08 July 2011

A week in Ovacik, close to turquoise waters and the Aegean coast

The Amyntas Grave has long been the symbol of Fethiye (Photograph: Patrick Comerford)

Patrick Comerford

I arrived in Turkey late yesterday and I am staying for a week in Ovacik, a holiday resort in south-west Anatolia, near the coastal city of Fethiye and some important classical sites.

Ovacik and neighbouring Hisarönü were once sleepy villages that have become one large lively resort in recent decades. They stand on a high plateau 4 km from the coast, surrounded by stunning mountains, and close to the white sands and blue waters of the famous lagoon of Ölüdeniz and the pebble and sand beach of Belcekiz.

Ölüdeniz has become a popular image on tourist posters for Turkey throughout Europe. Just above Ölüdeniz, amongst the pines on the lower slopes of Babadağ, the former village of Ovacik straddles the mountain road between Fethiye and Ölüdeniz.

I am staying in the Grand Ucel Hotel, which is set in a pine-covered valley, 1 km from Hisarönü, 5 km from Ölüdeniz, and 4 km from Fethiye. This is just a few steps away from the bustle of the resort are some quiet country trails, making this an ideal base for enjoying this captivating area.

Lycian rock tombs, carved into the cliff-face above Fethiye (Photograph: Patrick Comerford)

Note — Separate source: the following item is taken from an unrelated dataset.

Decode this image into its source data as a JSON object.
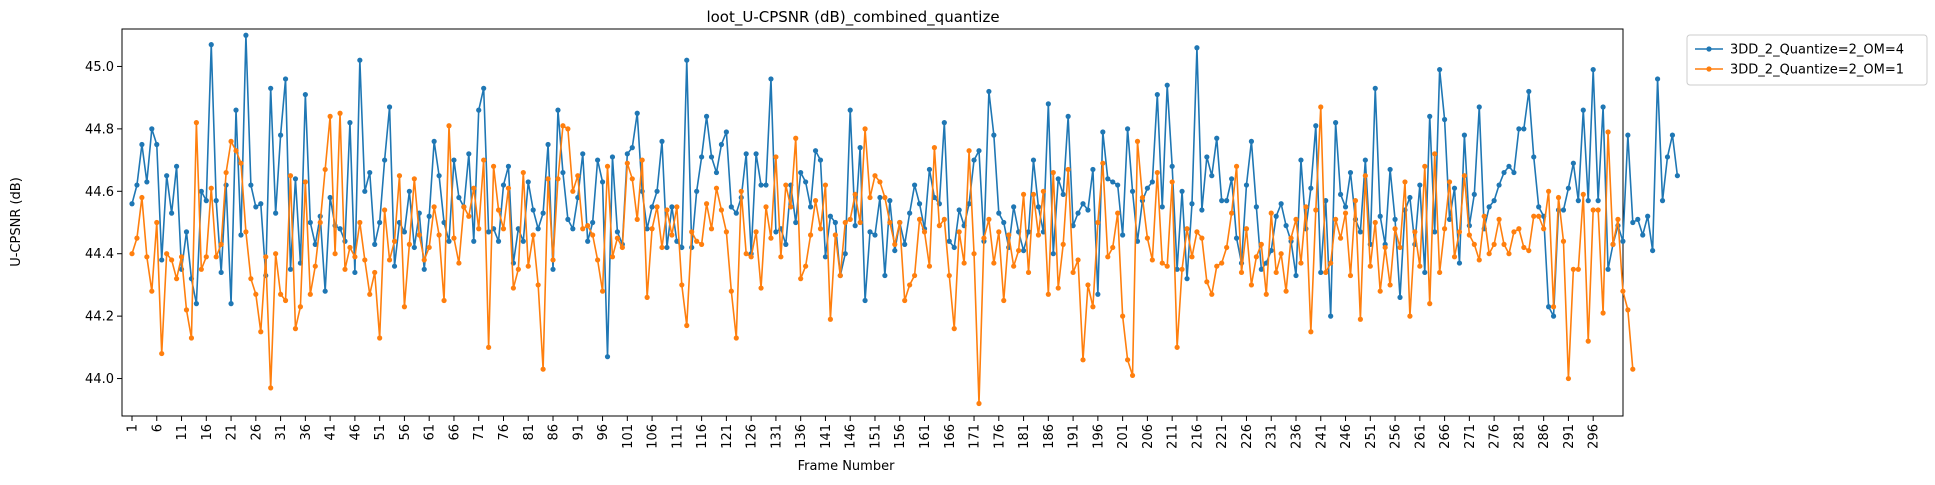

I first visited this corner of Turkey five years ago in July 2006. During the next week or so, while I’m here, I plan to visit Fethiye, a lively port and market town, with its lengthy seafront, cafés and restaurants, its lively market and its classical sites.

Fethiye is the site of the Lycian settlement of Telmessos, with its famous Lycian rock tombs, including the Tomb of Amyntas, carved into the dramatic cliff-side above the harbour. There are the remains of a Greek theatre, a crusader castle, old mosques and an historic Turkish bath too.

In Byzantine times, the city was known as Anastasiopolis, and later it was known as Makri (Μακρή). But after the expulsion of the majority Greek Orthodox population in the 1920s, the name was changed to Fethiye in the 1930s in honour of a local war hero, Fethi Bey.

The abandoned houses, churches and streets of Levissi remain on the slopes above Kaya Köyü (Photograph: Patrick Comerford)

I’m also planning to return to the Anatolian village that inspired de Bernières as he wrote Birds Without Wings. This prequel to Captain Corelli’s Mandolin is set in Eskibahçe, a small village modelled on the once-thriving but now-abandoned town of Kaya Köyü. The people who once lived in Kaya Köyü were mainly Greek-speakers who knew their town as Levissi, and who were proud that it was built on the earlier Hellenistic town of Karmylassos. It was a bustling market town until its population of Orthodox Greeks was deported forcibly in 1923.

I was so disturbed by the haunting story of these people when I first visited Levissi in 2006 that it was almost two years before I wrote about the experience.

Many of those people who were forced to leave Levissi first sought refuge in Rhodes, the nearest Greek island, which was occupied by the Italians in the 1920s.

I hope to make a more peaceful journey to Rhodes by ferry from Fethiye over the next few days, and perhaps visit some of the other neighbouring islands too. And I’m looking forward to visiting the beach at Ölüdeniz, and to swimming every day, in the hotel pool and in the turquoise blue waters of the Aegean Sea.